Сола кивнула медсестре, которая затем отошла в угол, прижала телефон к уху и тихо заговорила в трубку.
Наклонившись к бабушке, Сола вложила четки в руку вовэ и сказала на испанском:
— Не бросай меня.
— Ты выйдешь за него замуж, — сказала вовэ слабым голосом. — Выйдешь.
— Да, вовэ, хорошо.
— Обещаешь?
— Ты не умираешь.
— Это решать Господу, не мне. И я с радостью вернусь к Нему, зная, что тебя есть кому любить.
Сола вытерла глаза.
— Бабушка, ты никуда не уйдешь.
— Ты в безопасности с ним. Он смотрит на тебя… словно ты — целый мир. Это делает меня счастливой… сейчас я могу умереть счастливой.
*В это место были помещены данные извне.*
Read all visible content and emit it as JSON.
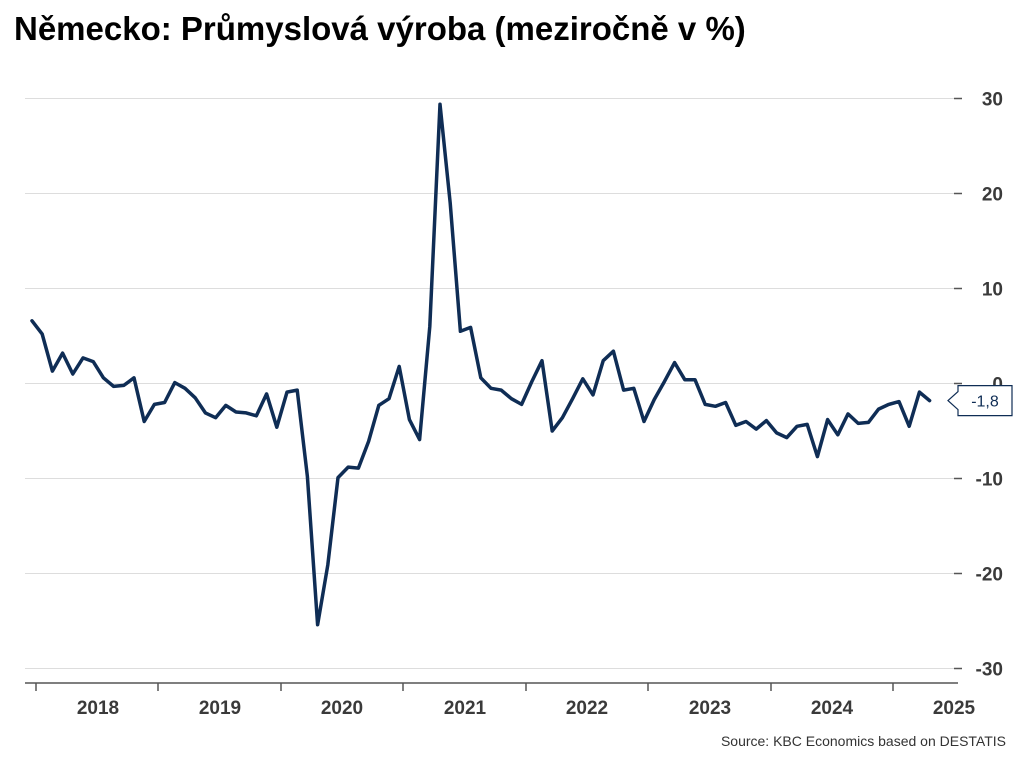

— Перестань говорить такое.
— Дитя… — Бабушка, казалось, с усилием смогла сосредоточиться. Но потом она протянула руку и прикоснулась к лицу Солы. — Я стара. Мое время пришло… я не вечная. Но сейчас… я могу не бояться. Он позаботиться о тебе. Я… буду спокойна, если ты поклянешься сейчас… что выйдешь за него замуж.
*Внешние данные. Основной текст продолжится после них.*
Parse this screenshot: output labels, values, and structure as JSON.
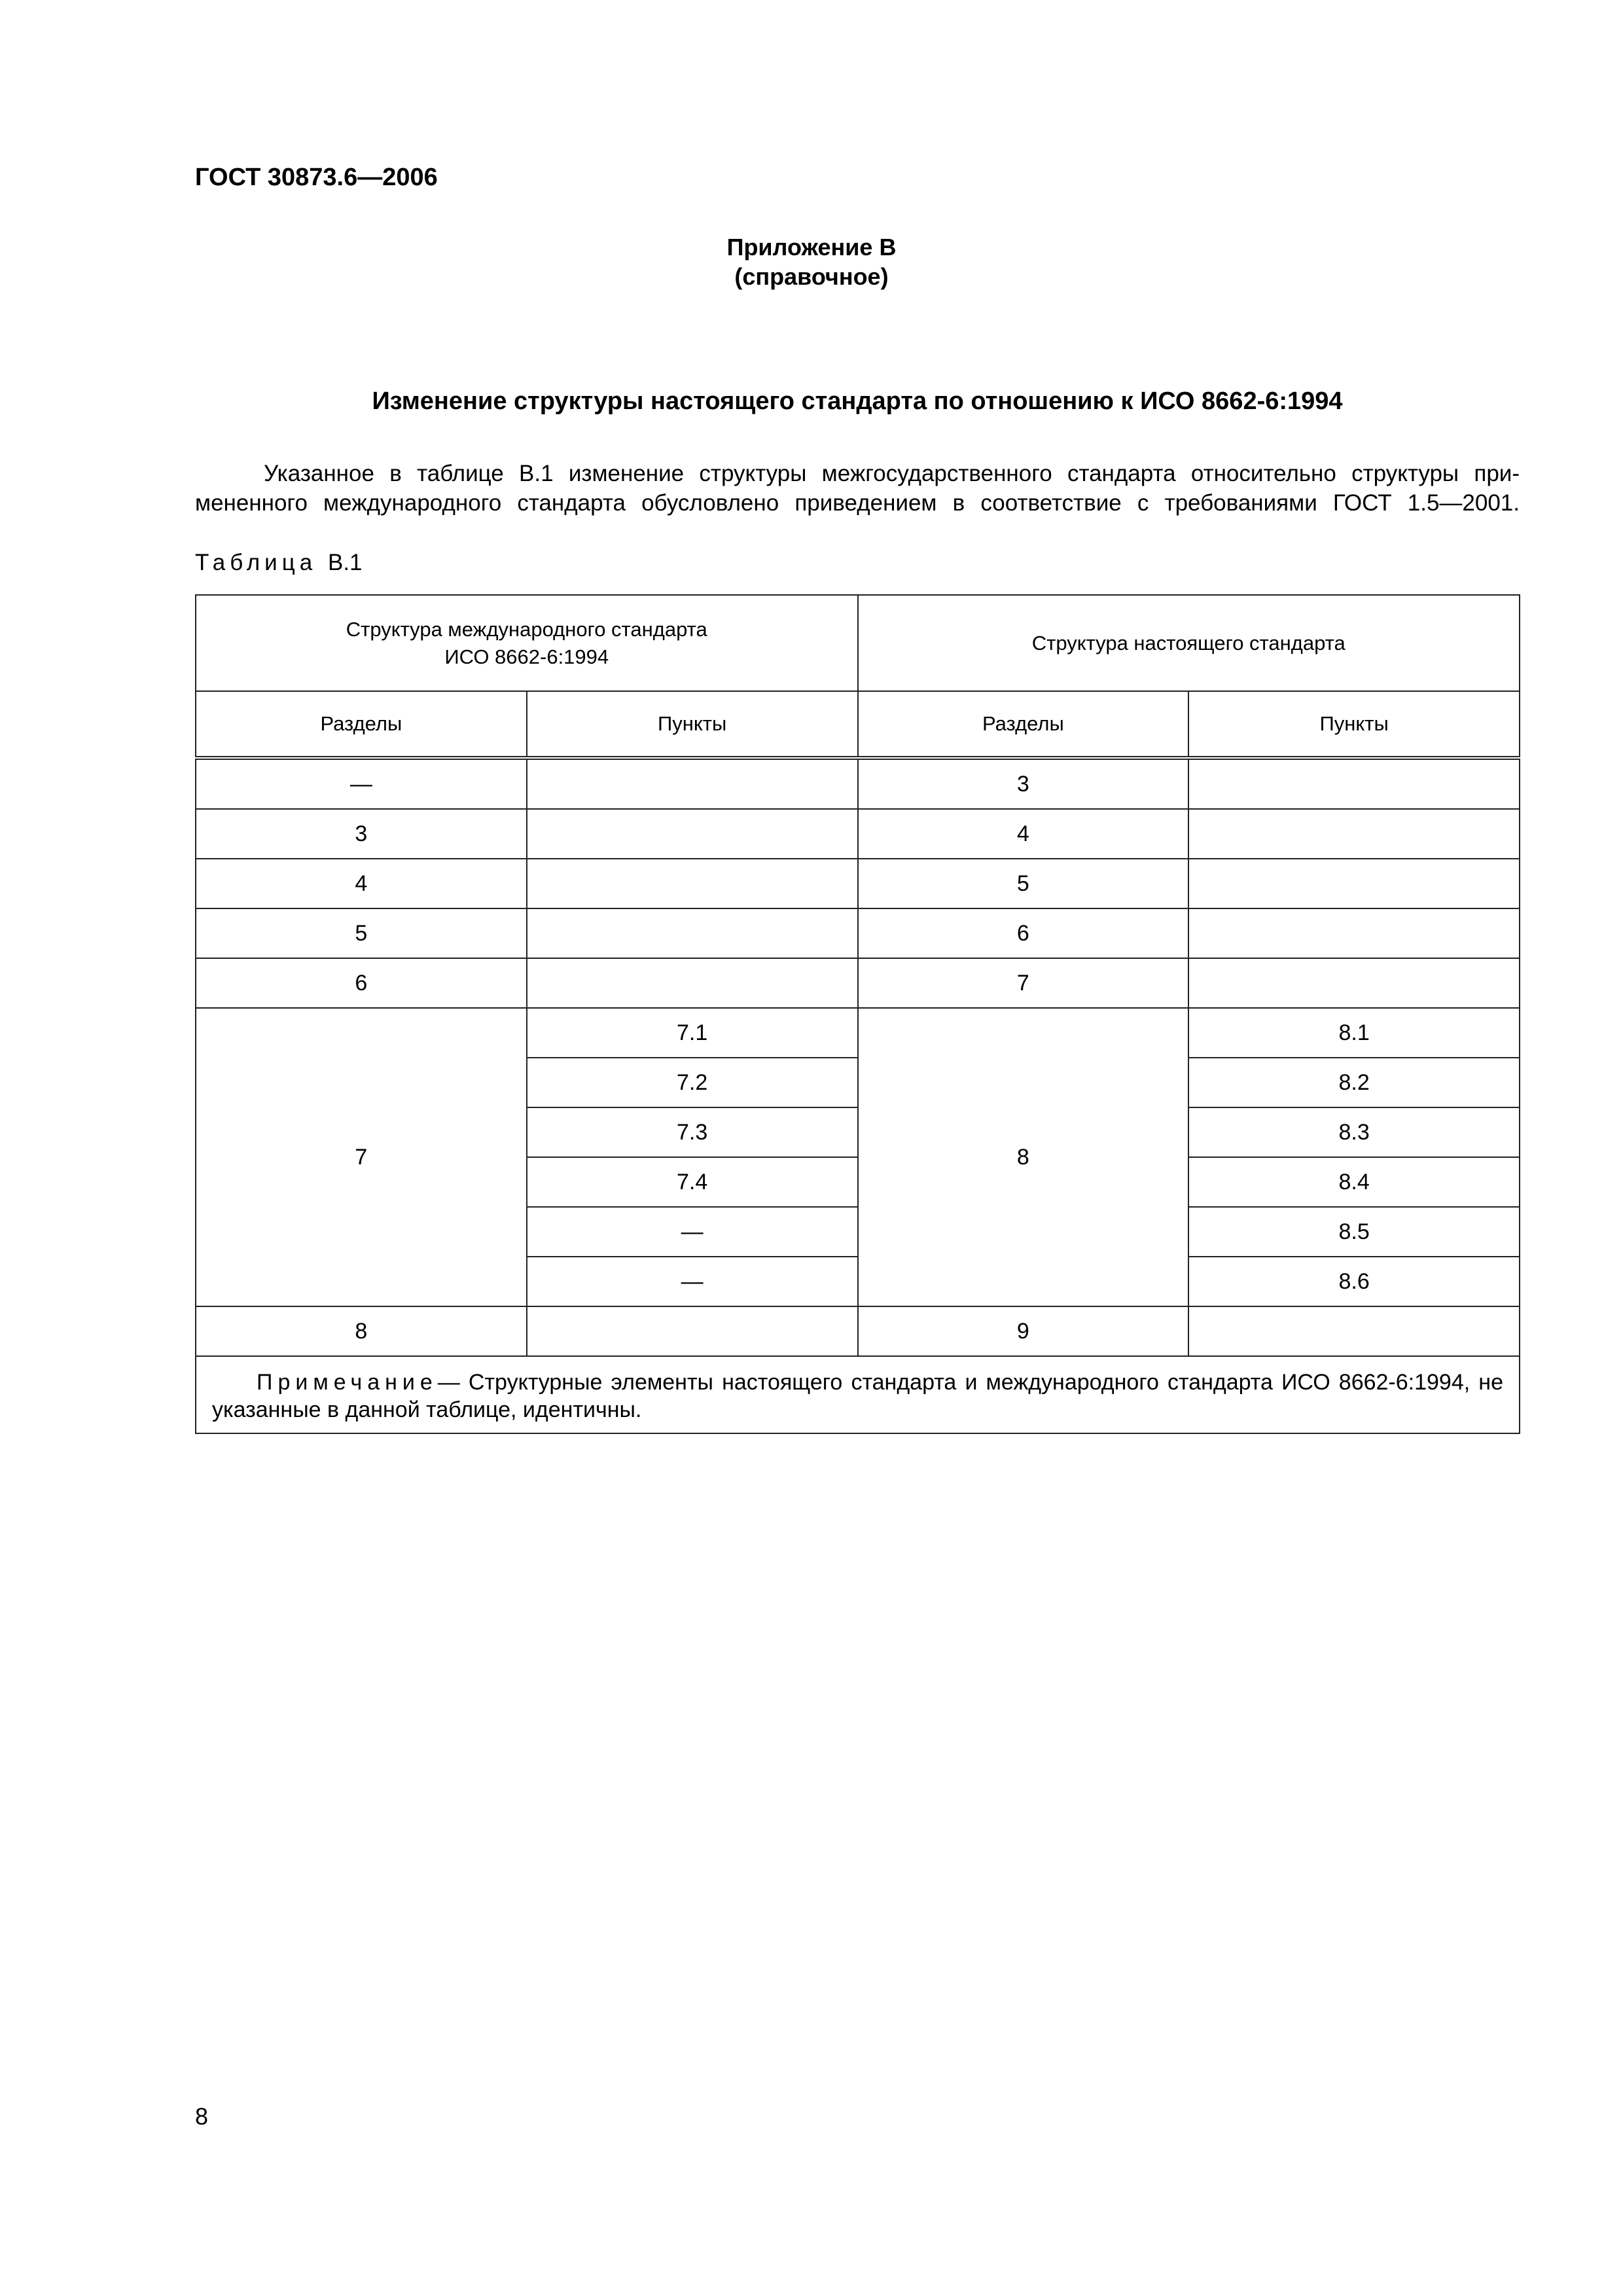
{
  "header": {
    "doc_code": "ГОСТ 30873.6—2006"
  },
  "appendix": {
    "label": "Приложение В",
    "type": "(справочное)"
  },
  "title": "Изменение структуры настоящего стандарта по отношению к ИСО 8662-6:1994",
  "paragraph": {
    "line1": "Указанное в таблице В.1 изменение структуры межгосударственного стандарта относительно структуры при-",
    "line2": "мененного международного стандарта обусловлено приведением в соответствие с требованиями ГОСТ 1.5—2001."
  },
  "table": {
    "caption_word": "Таблица",
    "caption_num": "В.1",
    "header": {
      "iso_group_line1": "Структура международного стандарта",
      "iso_group_line2": "ИСО 8662-6:1994",
      "std_group": "Структура настоящего стандарта",
      "sections": "Разделы",
      "clauses": "Пункты"
    },
    "rows": [
      {
        "iso_section": "—",
        "iso_clause": "",
        "std_section": "3",
        "std_clause": ""
      },
      {
        "iso_section": "3",
        "iso_clause": "",
        "std_section": "4",
        "std_clause": ""
      },
      {
        "iso_section": "4",
        "iso_clause": "",
        "std_section": "5",
        "std_clause": ""
      },
      {
        "iso_section": "5",
        "iso_clause": "",
        "std_section": "6",
        "std_clause": ""
      },
      {
        "iso_section": "6",
        "iso_clause": "",
        "std_section": "7",
        "std_clause": ""
      }
    ],
    "group": {
      "iso_section": "7",
      "iso_clauses": [
        "7.1",
        "7.2",
        "7.3",
        "7.4",
        "—",
        "—"
      ],
      "std_section": "8",
      "std_clauses": [
        "8.1",
        "8.2",
        "8.3",
        "8.4",
        "8.5",
        "8.6"
      ]
    },
    "last_row": {
      "iso_section": "8",
      "iso_clause": "",
      "std_section": "9",
      "std_clause": ""
    },
    "note_label": "Примечание",
    "note_text": "— Структурные элементы настоящего стандарта и международного стандарта ИСО 8662-6:1994, не указанные в данной таблице, идентичны."
  },
  "footer": {
    "page_number": "8"
  }
}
Соле снова пришлось стереть слезы с глаз. Не верю. Это не могло происходить на самом деле, думала она. Она привезла бабушку на север не для того, чтобы вовэ умерла здесь.
Боже, я убила ее.
— Марисоль, поклянись мне. — Ее голос был слабым, но требование — железобетонным. — Иначе я не обрету покой.
— Я клянусь… я выйду за него.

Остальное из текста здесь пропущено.